Kenya’s February new car sales dip by 17pc
Kenya’s industry’s woes under the weight of supply problems from the Russian invasion of Ukraine appear to be far from over and are continuing into 2023. Figures by Kenya Motor Industry Association (KMIA) show car sales in fell by 17 per cent year–on–year in February. The industry sold a total of 1,689 units by the end of February, 295 units less than it managed in a similar period last year.
The association attributed the low retail sales numbers to a difficult two-month period in which the sector has borne the brunt of the lingering European war which broke in February 2022, causing supply chain bottlenecks and driving up costs for everything from labor to raw materials.
Retail sales of new vehicles also fell by 22.5 per cent to 793 units in the first month of the year from 1,023 units sold in the same period last year, in what has been a worrying start to 2023.
But industry experts are voicing buoyancy despite the low numbers and are confident that the situation will mend on political stability, availability of credit by banks, and other financial institutions, as well as improving economic macro indicators. “We are expecting the market to grow by 15 per cent this year. However, challenges still linger such as the exchange rate depreciation as well as production constraints which are low, but we are optimistic for the year,” Managing Director of CFAO Motors – formerly Toyota Kenya Ltd, Arvinder Reel in a telephone interview with Business Hub.
Macroeconomic indicators like the gross domestic product (GDP) – a monetary measure of the market value of all the final goods and services produced and sold in a specific time period, are statistics or data readings that reflect the economic circumstances of a country or sector.
They are used by analysts and governments to assess the current and future health of the economy and financial markets. Other factors like interest rates, unemployment rates, disposable income, and exchange rates ordinarily affect the growth and performance of the automotive industry.

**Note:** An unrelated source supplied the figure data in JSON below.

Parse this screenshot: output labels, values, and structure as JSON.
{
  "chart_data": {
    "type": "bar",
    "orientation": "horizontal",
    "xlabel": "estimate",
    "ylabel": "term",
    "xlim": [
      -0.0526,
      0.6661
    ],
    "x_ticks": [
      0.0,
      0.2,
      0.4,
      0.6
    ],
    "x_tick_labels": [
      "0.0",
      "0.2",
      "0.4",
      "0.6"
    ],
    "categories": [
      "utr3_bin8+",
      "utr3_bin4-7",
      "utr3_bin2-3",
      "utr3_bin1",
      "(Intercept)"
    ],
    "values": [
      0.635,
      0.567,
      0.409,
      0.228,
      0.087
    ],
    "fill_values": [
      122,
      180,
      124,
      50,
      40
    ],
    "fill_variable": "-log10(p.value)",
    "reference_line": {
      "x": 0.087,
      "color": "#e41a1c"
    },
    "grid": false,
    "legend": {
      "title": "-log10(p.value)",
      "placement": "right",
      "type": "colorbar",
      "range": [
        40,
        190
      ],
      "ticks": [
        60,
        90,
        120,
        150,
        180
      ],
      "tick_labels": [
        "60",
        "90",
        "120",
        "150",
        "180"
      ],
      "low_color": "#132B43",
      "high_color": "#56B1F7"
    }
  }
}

And so, during a slump, auto sales typically fall, often significantly and many buyers tend to back out of the market until the economy recovers.
Imported commodities
That is what Dinesh Kotecha – the CEO of auto dealer Simba Corporation expects to happen in the second quarter (Q2) of the year when fiscal cogency is anticipated. The weakening of the shilling against the US dollar has put further strain on the cost of imported commodities as shipping lines increase ferrying expenses. That waning trend wheeled at Sh131.55 against the dollar Monday morning.

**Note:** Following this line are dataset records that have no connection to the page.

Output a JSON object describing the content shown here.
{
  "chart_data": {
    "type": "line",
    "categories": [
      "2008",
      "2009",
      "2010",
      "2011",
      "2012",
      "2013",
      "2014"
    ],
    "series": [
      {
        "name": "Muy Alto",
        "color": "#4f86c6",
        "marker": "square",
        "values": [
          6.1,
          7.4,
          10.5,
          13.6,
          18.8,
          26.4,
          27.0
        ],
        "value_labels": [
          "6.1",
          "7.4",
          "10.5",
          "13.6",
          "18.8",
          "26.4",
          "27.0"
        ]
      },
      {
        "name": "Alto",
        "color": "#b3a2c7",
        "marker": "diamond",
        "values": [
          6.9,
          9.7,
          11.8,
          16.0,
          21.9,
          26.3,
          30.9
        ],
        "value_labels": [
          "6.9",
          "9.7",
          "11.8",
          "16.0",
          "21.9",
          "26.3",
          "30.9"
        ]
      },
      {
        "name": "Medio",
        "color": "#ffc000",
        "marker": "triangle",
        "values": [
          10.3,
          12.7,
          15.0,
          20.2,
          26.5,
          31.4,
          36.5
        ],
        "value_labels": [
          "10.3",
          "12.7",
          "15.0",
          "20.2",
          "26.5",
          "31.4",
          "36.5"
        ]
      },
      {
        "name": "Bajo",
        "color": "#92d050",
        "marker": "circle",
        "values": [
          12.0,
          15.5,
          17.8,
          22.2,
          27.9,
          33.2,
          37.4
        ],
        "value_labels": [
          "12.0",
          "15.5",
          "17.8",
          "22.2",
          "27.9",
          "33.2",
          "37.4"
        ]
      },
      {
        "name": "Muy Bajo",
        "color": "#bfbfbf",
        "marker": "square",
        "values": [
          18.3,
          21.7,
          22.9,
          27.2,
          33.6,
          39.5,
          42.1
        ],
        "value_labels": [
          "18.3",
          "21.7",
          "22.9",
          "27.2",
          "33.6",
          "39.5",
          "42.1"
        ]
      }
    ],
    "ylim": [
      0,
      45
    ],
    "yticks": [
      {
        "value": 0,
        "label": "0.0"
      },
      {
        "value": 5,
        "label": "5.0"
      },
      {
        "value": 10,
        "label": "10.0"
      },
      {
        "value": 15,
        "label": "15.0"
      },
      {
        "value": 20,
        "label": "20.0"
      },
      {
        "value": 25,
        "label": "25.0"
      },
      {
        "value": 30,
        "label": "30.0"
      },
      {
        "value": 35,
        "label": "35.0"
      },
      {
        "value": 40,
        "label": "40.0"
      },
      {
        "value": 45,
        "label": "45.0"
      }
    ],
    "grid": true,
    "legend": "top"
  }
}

Kenya’s currency fell the most in seven years and its benchmark stock index became Africa’s worst performer in 2022 after Russia’s war in Ukraine raised import costs and fueled inflation. The overall year-on-year inflation rate as measured by the Consumer Price Index (CPI) accelerated to 9.2 per cent last month from 9.0 per cent in January, above market forecasts of 8.8 per cent and the central bank’s preferred range of 2.5 per cent to 7.5 per cent, according to the Kenya National Bureau of Statistics.
Similar challenges have also been seen in prices of used vehicles or second-hand cars commonly known as ‘mitumba’ with popular brands like Vitz, and Subaru among other models all increasing prices by hundreds of thousands of shillings on scarcity and weakening the local currency.

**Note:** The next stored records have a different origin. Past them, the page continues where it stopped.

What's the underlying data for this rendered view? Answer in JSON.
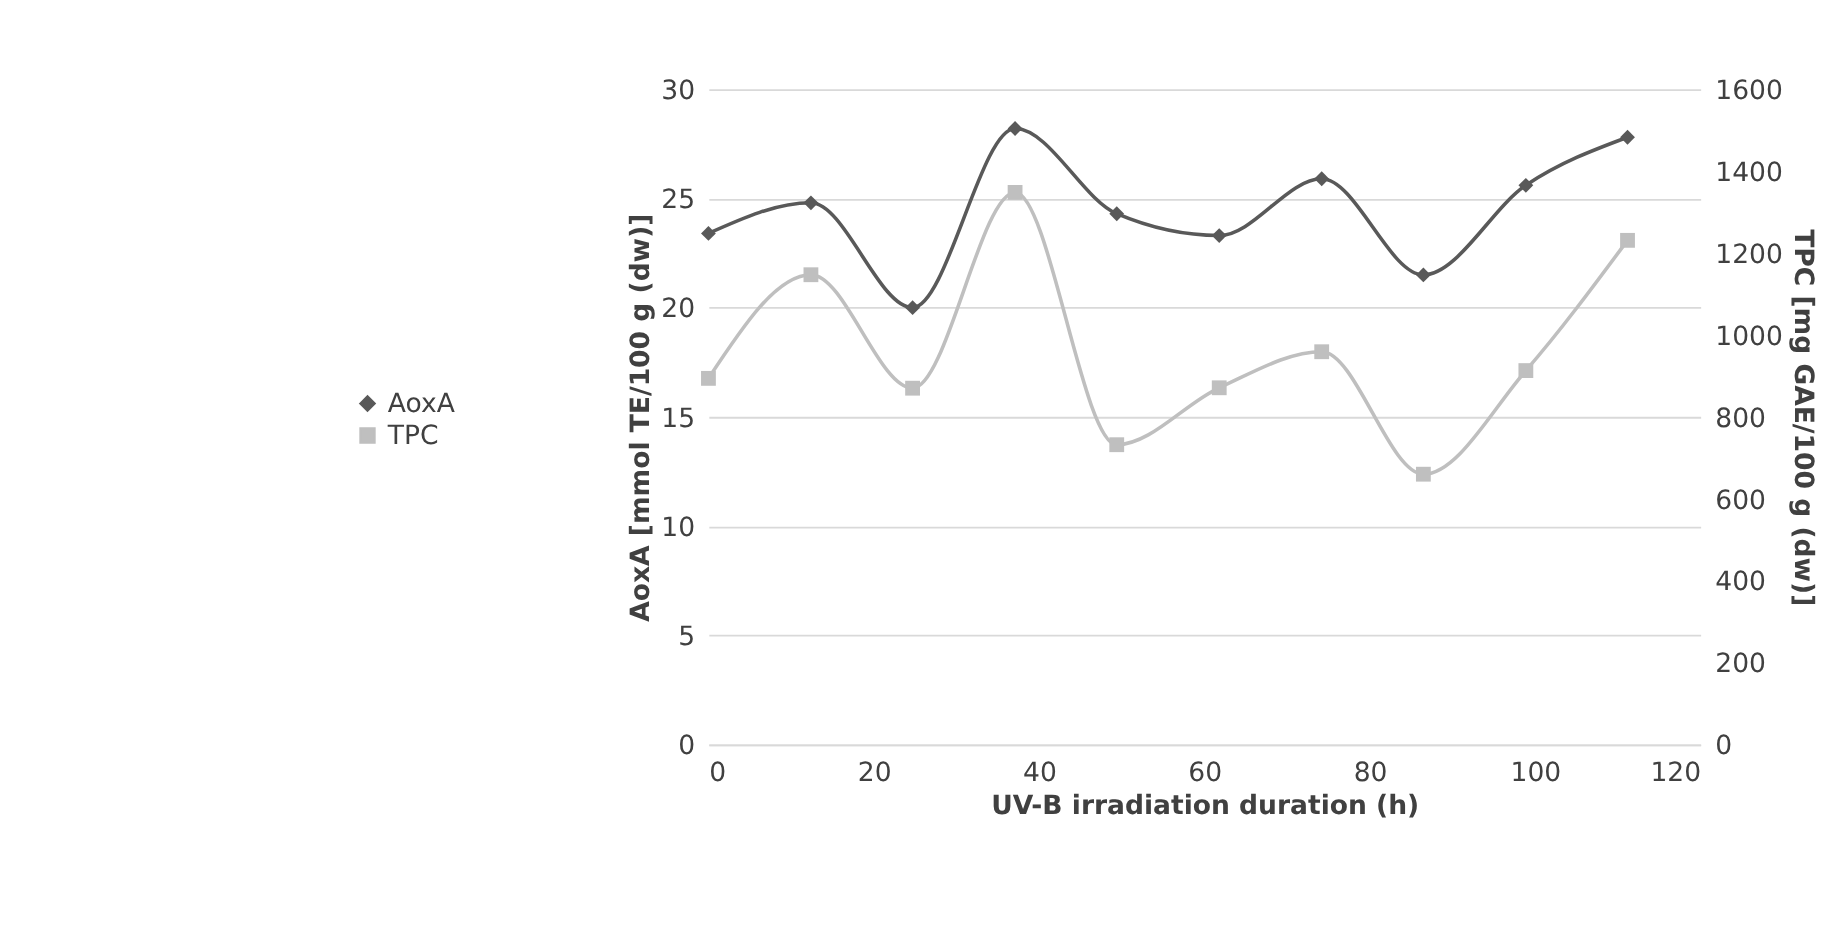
{
  "chart_data": {
    "type": "line",
    "xlabel": "UV-B irradiation duration (h)",
    "ylabel": "AoxA [mmol TE/100 g (dw)]",
    "y2label": "TPC [mg GAE/100 g (dw)]",
    "x": [
      0,
      12.4,
      24.7,
      37.1,
      49.4,
      61.8,
      74.2,
      86.5,
      98.9,
      111.2
    ],
    "series": [
      {
        "name": "AoxA",
        "color": "#595959",
        "marker": "diamond",
        "values": [
          23.4,
          24.8,
          20.0,
          28.2,
          24.3,
          23.3,
          25.9,
          21.5,
          25.6,
          27.8
        ]
      },
      {
        "name": "TPC",
        "color": "#bfbfbf",
        "marker": "square",
        "axis": "y2",
        "values": [
          894,
          1147,
          870,
          1348,
          732,
          871,
          959,
          660,
          913,
          1231
        ]
      }
    ],
    "xlim": [
      0,
      120
    ],
    "xticks": [
      0,
      20,
      40,
      60,
      80,
      100,
      120
    ],
    "ylim": [
      0,
      30
    ],
    "yticks": [
      0,
      5,
      10,
      15,
      20,
      25,
      30
    ],
    "y2lim": [
      0,
      1600
    ],
    "y2ticks": [
      0,
      200,
      400,
      600,
      800,
      1000,
      1200,
      1400,
      1600
    ],
    "grid": "y",
    "legend": "left",
    "line_style": "solid"
  }
}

Because Kenya’s oil and fuel importers use US dollars to buy fuel, the forex shortage has had a direct impact on the country’s fuel supplies, and by extension, the country’s supply chain. But it has also impacted essential imports such as medicine and food as well as car parts.
President William Ruto last week, however, stated that the government had taken measures to ensure dollar availability in the near future. “For the people who work numbers, I am giving you free advice that those of you who are hoarding dollars, you shortly might go into losses,” warned Ruto.